Una amenaza silenciosa que avanza.
La actualidad sanitaria vuelve a situarse en el centro de las conversaciones colectivas. En un momento en el que muchas personas se preparan para las celebraciones de fin de año, las autoridades alertan sobre una nueva preocupación que se extiende sin hacer demasiado ruido. Lo que parecía una temporada gripal más ha cambiado de tono en los últimos días, empujado por una mutación que ya ha cruzado fronteras. Los expertos coinciden: es el momento de prestar atención y actuar con responsabilidad.

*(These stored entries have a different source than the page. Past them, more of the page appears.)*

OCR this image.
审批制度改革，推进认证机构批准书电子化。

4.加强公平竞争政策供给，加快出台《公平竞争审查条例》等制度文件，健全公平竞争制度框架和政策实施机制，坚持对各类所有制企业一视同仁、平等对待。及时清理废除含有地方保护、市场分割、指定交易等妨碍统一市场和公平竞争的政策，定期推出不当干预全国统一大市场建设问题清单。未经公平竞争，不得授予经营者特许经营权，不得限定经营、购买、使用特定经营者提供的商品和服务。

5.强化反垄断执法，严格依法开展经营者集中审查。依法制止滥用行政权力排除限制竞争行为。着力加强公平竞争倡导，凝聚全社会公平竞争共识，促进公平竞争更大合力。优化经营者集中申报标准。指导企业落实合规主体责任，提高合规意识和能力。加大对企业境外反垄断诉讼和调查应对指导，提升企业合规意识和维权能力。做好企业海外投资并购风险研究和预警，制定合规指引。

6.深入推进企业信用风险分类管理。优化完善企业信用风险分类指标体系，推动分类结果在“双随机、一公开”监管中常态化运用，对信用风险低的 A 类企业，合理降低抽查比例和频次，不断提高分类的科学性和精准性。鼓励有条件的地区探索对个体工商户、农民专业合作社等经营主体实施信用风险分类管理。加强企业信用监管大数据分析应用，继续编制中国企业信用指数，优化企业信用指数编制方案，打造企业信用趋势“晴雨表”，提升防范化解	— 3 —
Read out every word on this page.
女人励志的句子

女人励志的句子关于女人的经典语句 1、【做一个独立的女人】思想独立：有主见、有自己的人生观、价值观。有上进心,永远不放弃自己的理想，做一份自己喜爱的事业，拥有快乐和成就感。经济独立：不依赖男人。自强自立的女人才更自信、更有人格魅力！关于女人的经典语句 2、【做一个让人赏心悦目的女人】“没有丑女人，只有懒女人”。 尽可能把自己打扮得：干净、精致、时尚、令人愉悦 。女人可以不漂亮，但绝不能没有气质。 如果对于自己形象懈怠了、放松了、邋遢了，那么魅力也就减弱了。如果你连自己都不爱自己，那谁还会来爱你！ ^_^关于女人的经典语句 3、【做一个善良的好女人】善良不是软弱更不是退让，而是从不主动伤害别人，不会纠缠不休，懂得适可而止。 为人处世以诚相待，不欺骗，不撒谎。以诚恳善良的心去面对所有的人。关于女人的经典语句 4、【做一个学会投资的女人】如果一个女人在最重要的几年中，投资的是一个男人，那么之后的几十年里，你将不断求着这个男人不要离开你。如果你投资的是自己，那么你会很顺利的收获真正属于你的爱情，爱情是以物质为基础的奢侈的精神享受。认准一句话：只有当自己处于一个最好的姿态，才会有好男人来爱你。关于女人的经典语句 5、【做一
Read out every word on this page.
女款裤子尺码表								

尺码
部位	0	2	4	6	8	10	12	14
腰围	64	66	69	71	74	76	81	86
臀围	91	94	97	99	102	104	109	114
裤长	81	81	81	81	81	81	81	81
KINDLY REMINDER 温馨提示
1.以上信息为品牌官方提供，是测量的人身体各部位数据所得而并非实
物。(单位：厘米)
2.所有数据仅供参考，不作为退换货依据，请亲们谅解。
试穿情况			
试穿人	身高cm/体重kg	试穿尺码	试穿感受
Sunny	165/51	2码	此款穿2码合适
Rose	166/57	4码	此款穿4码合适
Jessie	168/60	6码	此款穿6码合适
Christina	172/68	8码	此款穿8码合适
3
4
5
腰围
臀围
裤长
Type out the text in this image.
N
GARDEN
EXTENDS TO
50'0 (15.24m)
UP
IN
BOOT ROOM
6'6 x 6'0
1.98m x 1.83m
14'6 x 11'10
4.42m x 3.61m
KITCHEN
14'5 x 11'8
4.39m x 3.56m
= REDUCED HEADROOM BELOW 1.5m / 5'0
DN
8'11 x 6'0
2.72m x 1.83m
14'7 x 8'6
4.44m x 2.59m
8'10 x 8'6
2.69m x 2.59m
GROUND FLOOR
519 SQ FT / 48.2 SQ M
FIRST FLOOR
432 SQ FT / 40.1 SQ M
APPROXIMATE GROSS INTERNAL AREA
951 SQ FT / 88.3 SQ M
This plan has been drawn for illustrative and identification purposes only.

Asturias ya no está al margen de esta ola que ha puesto en alerta a buena parte de Europa y Estados Unidos. Así lo confirmaba este miércoles la consejera de Salud, Concepción Saavedra, tras conocerse que la variante conocida como subgrupo K del virus influenza H3N2 ya circula por el Principado. “Hay que estar preparados, y lo estamos”, afirmaba la responsable sanitaria, apelando a la calma pero también a la responsabilidad individual y colectiva.
No se trata de una gripe convencional. Este nuevo subgrupo representa en torno a un tercio de los contagios a nivel global, con un comportamiento más rápido y agresivo. “Este subtipo de gripe A significa cuadros clínicos más explosivos”, detallaba Saavedra en un acto público en el hospital de Cabueñes. La situación ha llevado a organismos internacionales a emitir avisos preventivos y a reforzar los mensajes sobre la necesidad de vacunarse.
La vacuna como escudo.
La llamada a la vacunación se intensifica conforme se acercan las fechas navideñas. “Es la medida más efectiva que tenemos”, subrayaba la consejera, quien destacaba que más del 50% de las personas mayores de 65 años ya han recibido la inmunización en Asturias. A pesar de este avance, la cobertura aún se considera insuficiente para hacer frente al ritmo de propagación de la cepa. “Tenemos que alcanzar niveles más altos de protección”, insistía.

No solo se pide acudir a los centros de salud. También se apela a retomar ciertas prácticas que muchas personas recuerdan bien desde hace apenas unos años. “Hay que actuar como hacíamos durante la covid”, decía Saavedra, en referencia a medidas básicas como el lavado frecuente de manos, ventilar espacios cerrados o evitar aglomeraciones en lugares poco ventilados. Una vez más, la experiencia pasada se convierte en guía para los desafíos del presente.
La previsión de los expertos apunta a un repunte importante de casos en pleno periodo navideño. La llegada anticipada del virus, unas semanas antes de lo habitual, obliga a revisar los protocolos establecidos. Por eso, mañana viernes se celebrará una reunión extraordinaria del Consejo Interterritorial, que agrupa a los responsables de salud de todas las comunidades autónomas. El objetivo: unificar criterios y reforzar la protección de quienes presentan mayor riesgo.
La memoria reciente como advertencia.
Desde la Consejería se insiste en no bajar la guardia ante lo que se espera que sea un invierno complejo. Aunque la situación está controlada, el comportamiento inusual de esta cepa exige una vigilancia constante. La sensación general es que se ha aprendido mucho en los últimos años, pero que también es fácil olvidar. Por eso, los mensajes oficiales apelan a la memoria reciente y al compromiso colectivo.

En las redes sociales, la noticia no ha pasado desapercibida. Numerosos usuarios han compartido reflexiones sobre cómo los ecos de 2020 siguen resonando ante cada nueva alerta sanitaria. Algunos lo hacen con preocupación, otros con escepticismo, pero todos coinciden en algo: el recuerdo de aquella primavera en la que el mundo se detuvo sigue muy presente. La conversación digital se convierte así en termómetro del ánimo social ante un nuevo episodio que pone a prueba la calma pública.